During the First World War, d’Espagnat put his painting on hold for the most part, hiding near Amiens. He made friends with fellow artists Dunoyer de Segonzac, Forain, Guirand de Scévola and Pinchon. In 1919 his son died suddenly from disease; this loss was great for the artist and begun a long period of mourning. D’Espagnat married Marie Constance Marguerite de Ginestet with which he had another son, Bernard a few years later, renewing his family life.
Following World War I, d 'Espagnat and his family purchased a house in Quercy, where they spent their summers. The surrounding countryside, along with that of Collioure, La Rochelle and Noirmoutiers, inspired his later work. He continued to exhibit in Paris at the Gallery Marcel Berheim and the Gallery Druet as well as exhibiting abroad in Philedephia, 1923 and in Brussels, 1929.

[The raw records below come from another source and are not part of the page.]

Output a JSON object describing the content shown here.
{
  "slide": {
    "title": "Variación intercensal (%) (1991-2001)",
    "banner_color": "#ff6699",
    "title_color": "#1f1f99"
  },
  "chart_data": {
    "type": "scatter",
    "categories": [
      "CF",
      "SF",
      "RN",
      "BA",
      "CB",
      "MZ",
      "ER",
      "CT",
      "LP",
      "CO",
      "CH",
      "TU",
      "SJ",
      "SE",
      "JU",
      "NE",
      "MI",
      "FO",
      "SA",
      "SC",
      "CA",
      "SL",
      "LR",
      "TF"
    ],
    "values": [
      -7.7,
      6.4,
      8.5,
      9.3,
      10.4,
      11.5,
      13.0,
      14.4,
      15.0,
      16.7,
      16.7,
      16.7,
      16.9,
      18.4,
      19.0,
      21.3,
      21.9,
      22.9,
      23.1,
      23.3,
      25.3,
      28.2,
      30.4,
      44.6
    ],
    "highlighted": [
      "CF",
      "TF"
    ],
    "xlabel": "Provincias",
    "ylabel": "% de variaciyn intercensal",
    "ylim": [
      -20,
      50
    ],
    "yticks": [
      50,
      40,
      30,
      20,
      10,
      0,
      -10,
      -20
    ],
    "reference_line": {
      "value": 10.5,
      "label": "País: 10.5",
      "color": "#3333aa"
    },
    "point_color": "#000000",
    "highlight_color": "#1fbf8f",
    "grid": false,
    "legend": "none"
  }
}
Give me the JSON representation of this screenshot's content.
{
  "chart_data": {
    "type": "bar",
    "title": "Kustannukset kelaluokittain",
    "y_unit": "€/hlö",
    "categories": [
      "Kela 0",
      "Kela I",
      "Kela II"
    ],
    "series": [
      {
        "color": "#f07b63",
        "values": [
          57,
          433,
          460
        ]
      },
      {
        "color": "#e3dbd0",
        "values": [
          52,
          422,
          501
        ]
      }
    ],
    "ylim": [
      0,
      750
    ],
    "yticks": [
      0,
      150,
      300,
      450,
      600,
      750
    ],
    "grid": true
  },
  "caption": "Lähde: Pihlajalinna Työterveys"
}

In addition to his painting, he illustrated books by Alphonse Daudet, Francis Jammes and others, and did decorative paintings for the Vincennes city hall in 1936 and the Toulouse law courts in 1937. In 1935 he also executed the ornate ceiling of the main dining room on the French passenger liner Normandie. He also continued his art at the Paris Opera, decorating and costuming for Cantegril, The Barber of Seville and The Marriage of Figaro.
Ironically, d'Espagnat, the same man who scoffed at the stuffy Parisian art schools as an teenager, was appointed professor and head of the studios at the École des Beaux-Arts in 1936, a post he held until 1940. His more famous exhibitions during this time were his 1931 exposition in New York with Albert André and his 1934 one-man show in London at the Wildenstein Gallery. He was made a Chevalier of the Legion of Honor. During the Second World War, his art was limited to a few illustrations and theater decorations.
In 1945, d’Espagnat, succeeding Maurice Denis, became the president of La Société des Amis d’Eugène Delacroix, a position he held up into his death. In the following years he painted La Rochelle and Concarneau, villages along the coast of France, with his new favorite medium, watercolors.
In 1949, d’Espagnat exhibited at what would be his last show of his lifetime at the André Morice Gallery. The artist died in his home on the 17th of April, 1950, in Paris. A year later the Salon D’Automne honored him with an exposition dedicated to showing a variety of his large body of work. The Durand-Ruel Gallery also honored him shortly thereafter with a retrospective exhibit showing 51 of his works.